For six decades, the Disaster Research Center has used field-tested methods to generate insights on many of the pressing disaster issues of our time. It has prioritized making that information available to anyone who needs it and training the next generation of disaster scholars and practitioners.
Founded in 1963 by sociologists E.L. Quarantelli, Russell Dynes, and Eugene Haas at The Ohio State University, DRC was a pioneer in the field of disaster research. The Center was the first in the world devoted to the social scientific study of disasters. In 1985, the center moved to the University of Delaware, where founders Russell Dynes and E.L. Quarantelli saw strong support for its mission and further expansion of its role as a trusted source of guidance to planners, disaster managers, policy makers, public health specialists and non-government organizations around the world. Much of what is known about the social science aspects disaster comes from DRC or its long lineage of visiting scholars, alumni, and their students.

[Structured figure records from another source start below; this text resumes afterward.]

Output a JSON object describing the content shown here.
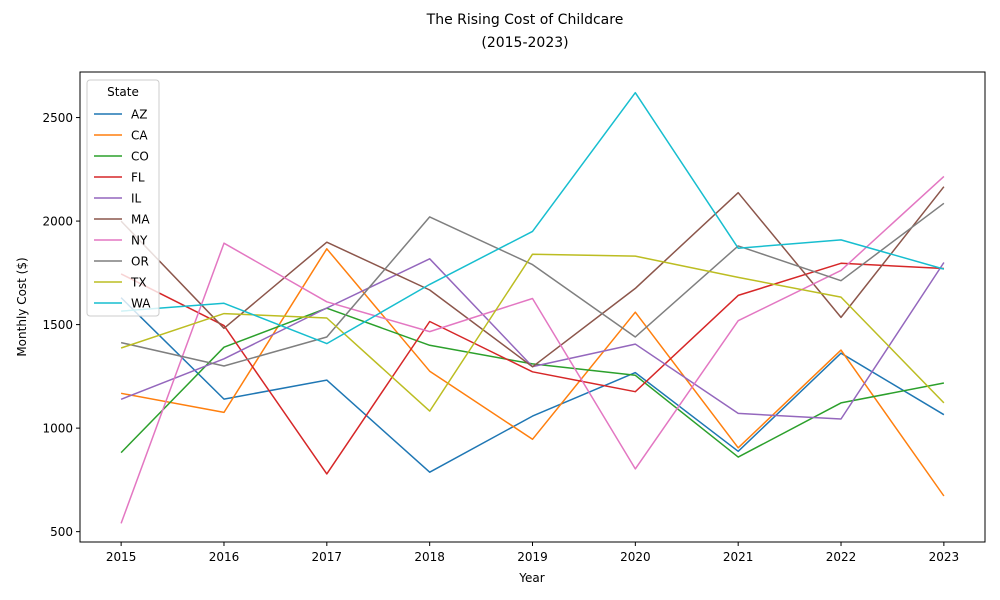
{
  "chart_data": {
    "type": "line",
    "title": "The Rising Cost of Childcare",
    "subtitle": "(2015-2023)",
    "xlabel": "Year",
    "ylabel": "Monthly Cost ($)",
    "x": [
      2015,
      2016,
      2017,
      2018,
      2019,
      2020,
      2021,
      2022,
      2023
    ],
    "x_ticks": [
      "2015",
      "2016",
      "2017",
      "2018",
      "2019",
      "2020",
      "2021",
      "2022",
      "2023"
    ],
    "xlim": [
      2014.6,
      2023.4
    ],
    "ylim": [
      450,
      2720
    ],
    "y_ticks": [
      500,
      1000,
      1500,
      2000,
      2500
    ],
    "y_tick_labels": [
      "500",
      "1000",
      "1500",
      "2000",
      "2500"
    ],
    "grid": false,
    "legend": {
      "title": "State",
      "placement": "top-left"
    },
    "series": [
      {
        "name": "AZ",
        "color": "#1f77b4",
        "values": [
          1630,
          1140,
          1232,
          787,
          1058,
          1268,
          888,
          1362,
          1065
        ]
      },
      {
        "name": "CA",
        "color": "#ff7f0e",
        "values": [
          1168,
          1076,
          1866,
          1275,
          946,
          1560,
          905,
          1377,
          672
        ]
      },
      {
        "name": "CO",
        "color": "#2ca02c",
        "values": [
          882,
          1391,
          1579,
          1400,
          1310,
          1255,
          860,
          1122,
          1218
        ]
      },
      {
        "name": "FL",
        "color": "#d62728",
        "values": [
          1745,
          1495,
          779,
          1515,
          1272,
          1176,
          1641,
          1796,
          1771
        ]
      },
      {
        "name": "IL",
        "color": "#9467bd",
        "values": [
          1139,
          1335,
          1580,
          1818,
          1297,
          1406,
          1071,
          1044,
          1800
        ]
      },
      {
        "name": "MA",
        "color": "#8c564b",
        "values": [
          2000,
          1482,
          1898,
          1667,
          1296,
          1675,
          2137,
          1535,
          2166
        ]
      },
      {
        "name": "NY",
        "color": "#e377c2",
        "values": [
          540,
          1893,
          1610,
          1466,
          1626,
          803,
          1519,
          1762,
          2216
        ]
      },
      {
        "name": "OR",
        "color": "#7f7f7f",
        "values": [
          1413,
          1300,
          1440,
          2020,
          1790,
          1440,
          1880,
          1712,
          2086
        ]
      },
      {
        "name": "TX",
        "color": "#bcbd22",
        "values": [
          1387,
          1553,
          1532,
          1082,
          1840,
          1831,
          1728,
          1633,
          1122
        ]
      },
      {
        "name": "WA",
        "color": "#17becf",
        "values": [
          1565,
          1603,
          1408,
          1694,
          1950,
          2620,
          1869,
          1909,
          1768
        ]
      }
    ]
  }
}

DRC continues to celebrate success in research, training, and service to the disaster community. While much of DRC’s research has been interdisciplinary throughout its existence, DRC has embarked on a new era as the Center builds on and maintains its foundation in social science while broadening its activities to embrace more explicitly interdisciplinary, multidisciplinary and cross-disciplinary research. All DRC research is intended to yield both basic scientific knowledge on disasters and information that can be applied to develop more effective plans and policies to reduce disaster impacts.